Where did all the real western cowgirls go? They ditched the skirts and became everyday legends

The term “cowgirls” has special meaning in Laramie, where it refers to the UW women’s athletic teams. Appropriately enough, the earliest cowgirls of renown were female athletes too, the trick riders and shooters of the Wild West shows.

The first use of the word “cowgirl,” however, referred to girls who did what was considered to be men’s work on western ranches. In 1885, the Cheyenne Democratic Leader newspaper referred to a “beautiful cowgirl” from Nebraska who was a wonder to behold doing work on the range. Of course she was beautiful, that was part of the myth.

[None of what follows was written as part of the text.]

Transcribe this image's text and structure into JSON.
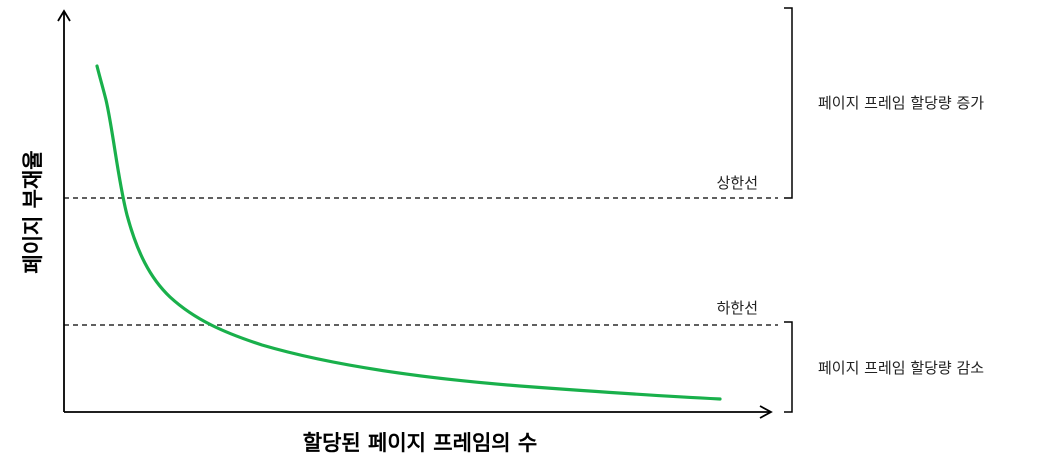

That was the first reference I found for use of the word in a Wyoming newspaper. But the next year the Lusk Herald remarked about a certain Montana girl who actually sat “hair-pin fashion” on a cow pony to cut out cattle. Evidently it wouldn’t do to say she sat astride the horse like a man.


These girls could have been labeled as “tomboys.” However, Elizabeth King, writing in The Atlantic magazine in 2017, points out that today “tomboy” can be a sexist, racist and gender-bending term and it is “fair to wonder whether adults should refer to nontraditional girls as ‘tomboys’.” There is no such confusion with the word cowgirls. They are girls.


A problem: skirts


According to Wyoming writer Teresa Jordan, in her 1962 book “Cowgirls, Women of the West,” the first western women were portrayed as a “prairie Madonna, with long calico skirts and a babe in each arm.” This mythical ranch woman might have tended a garden along with all the household and child-rearing chores, but the men did the real ranch work. Zane Gray and other writers of western fiction sometimes perpetuated this myth, as did myriads of western movies. Frontier women could be schoolteachers or ranch wives, but cowgirls were a highly unusual plot twist.